Chart shows that hospitals in more competitive markets charged less than hospitals in monopoly or duopoly markets.

Source: Health Care Pricing Project

 “These price differences between hospitals can be thousands of dollars,” said study author Martin Gaynor, the E.J. Barone Professor of Economics and Health Policy at Carnegie Mellon University.


“For example, the price of an average inpatient stay where there’s a monopoly hospital is almost $1,900 higher than where there are four or more competitors. We know that these higher prices end up getting translated into higher premiums that employers pass on to workers.”

Monopoly hospitals also engaged in a greater number of payer contracts that push more financial risk on insurers (e.g., contracts with prices set as a share of charges).
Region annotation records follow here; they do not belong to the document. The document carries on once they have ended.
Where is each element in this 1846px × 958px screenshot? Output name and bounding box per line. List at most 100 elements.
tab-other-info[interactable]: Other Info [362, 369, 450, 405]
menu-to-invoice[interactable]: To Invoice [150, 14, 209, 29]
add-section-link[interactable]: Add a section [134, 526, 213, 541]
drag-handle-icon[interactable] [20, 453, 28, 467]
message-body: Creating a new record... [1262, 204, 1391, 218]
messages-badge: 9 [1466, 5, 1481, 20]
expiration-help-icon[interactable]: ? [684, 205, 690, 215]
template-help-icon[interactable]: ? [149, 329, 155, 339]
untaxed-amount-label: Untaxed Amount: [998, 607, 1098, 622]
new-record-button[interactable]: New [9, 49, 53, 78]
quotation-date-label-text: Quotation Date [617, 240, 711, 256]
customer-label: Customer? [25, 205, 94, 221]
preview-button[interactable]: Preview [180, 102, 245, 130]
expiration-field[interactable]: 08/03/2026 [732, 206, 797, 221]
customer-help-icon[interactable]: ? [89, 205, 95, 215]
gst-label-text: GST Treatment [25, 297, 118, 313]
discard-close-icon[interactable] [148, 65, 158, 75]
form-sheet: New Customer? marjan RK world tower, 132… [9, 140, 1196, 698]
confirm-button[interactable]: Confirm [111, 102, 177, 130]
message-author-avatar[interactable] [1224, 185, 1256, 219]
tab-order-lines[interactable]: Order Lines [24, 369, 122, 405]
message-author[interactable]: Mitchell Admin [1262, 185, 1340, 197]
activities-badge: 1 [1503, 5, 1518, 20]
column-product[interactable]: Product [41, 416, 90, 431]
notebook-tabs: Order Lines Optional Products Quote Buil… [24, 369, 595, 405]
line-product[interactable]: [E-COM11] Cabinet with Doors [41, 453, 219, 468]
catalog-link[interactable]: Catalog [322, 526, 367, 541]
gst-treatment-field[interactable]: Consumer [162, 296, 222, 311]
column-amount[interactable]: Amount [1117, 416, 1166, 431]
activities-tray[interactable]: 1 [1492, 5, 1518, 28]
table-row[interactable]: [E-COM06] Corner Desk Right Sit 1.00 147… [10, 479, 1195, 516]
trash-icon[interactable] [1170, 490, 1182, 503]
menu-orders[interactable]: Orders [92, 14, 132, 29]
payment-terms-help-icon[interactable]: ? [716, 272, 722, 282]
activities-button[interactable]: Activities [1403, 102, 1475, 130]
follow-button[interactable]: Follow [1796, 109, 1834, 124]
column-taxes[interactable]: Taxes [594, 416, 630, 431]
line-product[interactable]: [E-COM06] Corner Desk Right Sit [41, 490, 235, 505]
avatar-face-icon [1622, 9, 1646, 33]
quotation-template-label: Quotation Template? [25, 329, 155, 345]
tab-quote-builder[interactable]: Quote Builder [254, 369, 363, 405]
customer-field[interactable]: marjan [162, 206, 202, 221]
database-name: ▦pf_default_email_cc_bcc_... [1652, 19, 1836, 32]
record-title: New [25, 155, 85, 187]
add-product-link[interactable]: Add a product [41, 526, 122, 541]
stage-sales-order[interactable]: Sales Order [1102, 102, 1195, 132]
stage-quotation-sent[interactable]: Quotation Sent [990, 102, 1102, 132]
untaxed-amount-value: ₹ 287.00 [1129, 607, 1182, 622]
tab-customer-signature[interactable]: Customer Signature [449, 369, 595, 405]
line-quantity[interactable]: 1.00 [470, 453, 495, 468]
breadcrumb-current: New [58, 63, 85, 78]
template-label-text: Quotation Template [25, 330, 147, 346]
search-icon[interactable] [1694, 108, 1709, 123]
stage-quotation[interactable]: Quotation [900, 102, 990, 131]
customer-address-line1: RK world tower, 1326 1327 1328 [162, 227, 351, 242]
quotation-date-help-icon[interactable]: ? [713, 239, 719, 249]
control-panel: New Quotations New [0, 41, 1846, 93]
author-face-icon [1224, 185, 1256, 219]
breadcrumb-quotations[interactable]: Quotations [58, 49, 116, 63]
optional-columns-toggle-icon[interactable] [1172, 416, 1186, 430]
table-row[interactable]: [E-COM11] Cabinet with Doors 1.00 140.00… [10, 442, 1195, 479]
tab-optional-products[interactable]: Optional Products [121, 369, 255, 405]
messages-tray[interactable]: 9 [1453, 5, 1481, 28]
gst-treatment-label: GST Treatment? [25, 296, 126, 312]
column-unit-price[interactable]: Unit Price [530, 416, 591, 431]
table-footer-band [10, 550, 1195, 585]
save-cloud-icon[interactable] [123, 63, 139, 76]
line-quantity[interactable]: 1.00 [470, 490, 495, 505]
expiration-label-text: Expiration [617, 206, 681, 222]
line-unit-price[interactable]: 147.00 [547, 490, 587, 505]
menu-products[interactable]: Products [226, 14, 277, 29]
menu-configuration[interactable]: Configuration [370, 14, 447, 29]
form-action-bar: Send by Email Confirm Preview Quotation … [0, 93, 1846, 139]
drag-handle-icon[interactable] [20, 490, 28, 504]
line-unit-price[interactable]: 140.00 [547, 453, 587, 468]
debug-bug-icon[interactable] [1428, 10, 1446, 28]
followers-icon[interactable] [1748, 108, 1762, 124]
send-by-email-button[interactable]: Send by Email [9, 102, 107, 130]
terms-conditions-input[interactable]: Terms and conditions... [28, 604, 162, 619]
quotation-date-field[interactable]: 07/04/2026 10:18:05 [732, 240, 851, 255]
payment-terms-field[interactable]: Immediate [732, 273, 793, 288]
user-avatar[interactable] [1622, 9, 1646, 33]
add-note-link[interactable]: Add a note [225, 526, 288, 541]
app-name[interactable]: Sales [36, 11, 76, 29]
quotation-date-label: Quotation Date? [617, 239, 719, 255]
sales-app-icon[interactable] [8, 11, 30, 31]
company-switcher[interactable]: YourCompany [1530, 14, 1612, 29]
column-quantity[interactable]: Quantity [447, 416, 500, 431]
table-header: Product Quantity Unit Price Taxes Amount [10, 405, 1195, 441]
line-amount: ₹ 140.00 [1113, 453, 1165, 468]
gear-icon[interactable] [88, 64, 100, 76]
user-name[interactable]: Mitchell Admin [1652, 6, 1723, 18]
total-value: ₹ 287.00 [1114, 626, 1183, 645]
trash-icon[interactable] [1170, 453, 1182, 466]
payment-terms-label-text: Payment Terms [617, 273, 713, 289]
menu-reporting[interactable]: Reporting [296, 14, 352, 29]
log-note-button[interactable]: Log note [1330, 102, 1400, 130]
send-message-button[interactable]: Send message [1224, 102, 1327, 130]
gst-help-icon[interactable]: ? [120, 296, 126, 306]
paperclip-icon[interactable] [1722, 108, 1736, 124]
Conversely, hospitals with lower prices that operate in more competitive markets tend to bear more financial risk under payer contracts that pay hospitals a fixed dollar amount for Diagnostic Related Groups (DRGs).

Hospitals in a monopoly market had 10.5 percentage points more cases as a percent of charges than hospitals in areas with four or more peers.

“At least descriptively, when hospital markets are concentrated (and/or insurer markets are fragmented), hospital prices are higher and hospitals are able to obtain contracts that shift more risk on to insurers,” Cooper et al. wrote.

This could spell trouble for the value-based care transition, which aims to shift risk to provider organizations. Few organizations already engaged in two-sided financial risk models that put more risk on providers than payers.

To spur increased competition, researchers suggested greater antitrust enforcement efforts. The analysis of the 366 hospitals mergers between 2007 and 2011 showed that mergers involving hospitals within five miles of each other resulted in the merging facilities increasing prices by over six percent.

“There have been over 1,200 mergers in the hospital industry since 1994, and 457 since 2010,” Gaynor explained. “Our work shows that the consequences of this wave of mergers can be dire for consumers. There’s a real need for continued vigorous antitrust enforcement and other policy options to encourage competition and combat market power.”